Quick takes on 5 films

All American Bully is a crappy B movie, with the look of a film that was filmed by friends over a weekend on their home cameras. In its rawest form, it is a look at bullies in high school, but it is pretty severe, and the “twist” in the end is ugly and only there for shock value. It is a sick film with no value, take my advice and don’t waste your time.
Clouds of Sils Maria however is great. As much as a film can be pretentious, this one is (there are more fade to blacks than I can count), but that doesn’t mean it isn’t good. I just said in a review earlier this year how Juliette Binoche just does boring movies, and granted, this one isn’t for everyone, but it is thought-provoking, emotional, and stirring all the same. Binoche plays Maria Enders, a famous actress from film and stage. She grew to stardome playing a young manipulative character in both the film and stage production of Maloja Snake. 20 years later, she is now approached to play the older character, Helena, in a revival. Sigrid was young and brash, but Helena is dealing with her age and society’s changing look at her because of it, much like Maria herself. There are a million little nuances floated in this movie, such as the relationship between Sigrid and Helena mirroring Maria and her assistant (played by Kristen Stewart), as well as Maria and the “new” Sigrid (Chloe Grace-Moretz). In the movie, Maria makes a firm point of showing she is a “serious” actress and looks down on “hollywood” films as beneath her, especially at this point in her career, so perhaps it is a peek at Binoche’s views as well, who seems to do 10 small independent films for every big-budget she is involved in. Sils Maria is extremely well acted and though it forgives Maria her faults while inspecting everyone else’s, it is still a pleasant film.

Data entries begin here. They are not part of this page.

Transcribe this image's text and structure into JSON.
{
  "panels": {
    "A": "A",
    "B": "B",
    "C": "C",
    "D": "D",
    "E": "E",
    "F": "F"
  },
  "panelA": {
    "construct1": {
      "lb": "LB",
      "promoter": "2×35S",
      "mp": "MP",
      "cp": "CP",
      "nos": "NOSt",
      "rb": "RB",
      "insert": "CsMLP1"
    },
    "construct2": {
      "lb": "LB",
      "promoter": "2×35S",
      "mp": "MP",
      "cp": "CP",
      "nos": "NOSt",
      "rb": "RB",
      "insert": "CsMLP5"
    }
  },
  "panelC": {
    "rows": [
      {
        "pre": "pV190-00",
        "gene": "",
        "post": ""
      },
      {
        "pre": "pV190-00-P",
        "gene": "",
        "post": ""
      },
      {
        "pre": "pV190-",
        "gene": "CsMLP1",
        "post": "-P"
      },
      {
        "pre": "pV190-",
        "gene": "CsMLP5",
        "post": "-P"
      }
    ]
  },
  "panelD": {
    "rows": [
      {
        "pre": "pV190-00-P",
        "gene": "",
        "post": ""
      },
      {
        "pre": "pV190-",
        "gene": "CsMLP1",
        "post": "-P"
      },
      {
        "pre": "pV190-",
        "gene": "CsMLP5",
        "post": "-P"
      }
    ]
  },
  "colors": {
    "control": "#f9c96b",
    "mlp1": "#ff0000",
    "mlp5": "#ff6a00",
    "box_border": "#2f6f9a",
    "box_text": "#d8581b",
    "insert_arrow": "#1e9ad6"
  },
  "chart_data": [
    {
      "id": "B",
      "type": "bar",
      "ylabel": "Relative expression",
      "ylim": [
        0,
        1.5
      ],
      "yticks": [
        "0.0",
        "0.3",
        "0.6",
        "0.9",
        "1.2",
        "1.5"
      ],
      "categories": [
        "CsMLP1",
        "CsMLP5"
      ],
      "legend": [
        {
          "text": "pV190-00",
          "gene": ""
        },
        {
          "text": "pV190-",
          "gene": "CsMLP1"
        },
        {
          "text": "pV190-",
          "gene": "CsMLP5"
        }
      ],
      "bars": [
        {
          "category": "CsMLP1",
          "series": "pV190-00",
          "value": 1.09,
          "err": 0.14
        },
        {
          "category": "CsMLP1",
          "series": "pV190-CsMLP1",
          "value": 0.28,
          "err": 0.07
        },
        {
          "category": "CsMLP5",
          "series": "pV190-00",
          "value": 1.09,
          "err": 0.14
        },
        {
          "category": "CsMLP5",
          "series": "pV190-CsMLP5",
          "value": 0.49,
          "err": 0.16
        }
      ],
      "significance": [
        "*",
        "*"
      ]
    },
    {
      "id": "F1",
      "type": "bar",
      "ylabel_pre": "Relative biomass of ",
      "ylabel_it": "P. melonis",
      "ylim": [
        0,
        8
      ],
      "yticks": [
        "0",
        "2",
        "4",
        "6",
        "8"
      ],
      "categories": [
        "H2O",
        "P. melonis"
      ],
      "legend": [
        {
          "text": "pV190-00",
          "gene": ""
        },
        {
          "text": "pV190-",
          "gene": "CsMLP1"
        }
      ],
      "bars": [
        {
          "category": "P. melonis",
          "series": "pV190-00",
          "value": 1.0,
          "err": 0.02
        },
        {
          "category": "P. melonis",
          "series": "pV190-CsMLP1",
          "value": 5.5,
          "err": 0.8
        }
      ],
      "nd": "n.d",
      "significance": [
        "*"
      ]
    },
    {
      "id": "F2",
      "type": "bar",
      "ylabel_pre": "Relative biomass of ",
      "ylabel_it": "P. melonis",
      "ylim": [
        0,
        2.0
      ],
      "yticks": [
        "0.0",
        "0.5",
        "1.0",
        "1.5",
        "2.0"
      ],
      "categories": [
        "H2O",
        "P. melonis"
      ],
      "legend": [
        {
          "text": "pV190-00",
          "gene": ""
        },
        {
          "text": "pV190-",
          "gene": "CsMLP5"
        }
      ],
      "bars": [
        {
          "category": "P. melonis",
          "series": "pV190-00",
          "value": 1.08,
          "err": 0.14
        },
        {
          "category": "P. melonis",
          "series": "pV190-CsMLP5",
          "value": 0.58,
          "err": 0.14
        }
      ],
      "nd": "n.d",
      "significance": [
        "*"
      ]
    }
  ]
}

Liam Neeson’s hard-edged good guy (or bad guy with good intentions, as in this movie) is starting to get a little old. He plays some version or another of the same character in all of these movies, to the point that you wonder if you’ve seen this one before. In Run All Night, he plays a former enforcer that got out of the game long ago, but is dragged back in when his son is targeted by his former employers. Trying to protect his son, he handles all the bad guys that come their way. Heavy on the action, light on the plot, there is nothing very memorable about this one, but it can be a decent deversion for action movie diehards. Of course the ending is thoroughly predictable, but that never stopped a good action movie anyway.
While last year’s Unbroken got a lot of press (though it was not as good as the hype), ’71 is Jack O’Connell’s “other” military-esque movie that came out last year, and it is the one you should have seen instead. In it, Jack plays a young British soldier trying to keep the peace against the IRA seperatists in unstable Belfast, Ireland, in 1971. He is seperated from his troop during a gun raid, and has to spend the night on the run from multiple groups that want to either kill him outright, or capture him as leverage. He finds friends in unlikely places, and ultimately sees that the sides of the conflict are not as clearly drawn as he first thought. O’Connell is great in it; the movie is tense, a great action film, but with excellent acting as well.


I had to think twice about Danny Collins, but ultimately decided from the synopsis that I should give it a go. I’m not an Al Pacino fan, generally I think he is about as overrated as they come. Not a bad actor by any stretch, actually very good to brilliant in many films, but his fellow actors fawn over him like the second coming. Anyway, that initially kept me from this film, but I’m glad I went for it. He plays Danny Collins, a huge mega-rich rock star now advancing to his older years, stuck playing hit songs from his youth to an increasingly older audience. The movie prelude shows him as a young man just getting into the music business, and during an interview, the interviewer says he knows he will blow up and be huge, and that his writing and style reminds him of John Lennon. Little did Danny know, but Lennon heard about the interview and wrote him a letter, which Danny never got until decades later. Upon finally seeing it, he decides to take his life in a new direction. He dumps his 30 something year old girlfriend, gives up cocain, and drives to Jersey to reconnect with his son, who he has not had any interaction with for all of his life. There are many things going on with his son’s life, the least of which is his pent-up anger at the father he never knew. The film does try awfully hard to get you to the edge of emotion, with varying levels of success, but it is a great film about redemption, and the promise that it is never too late.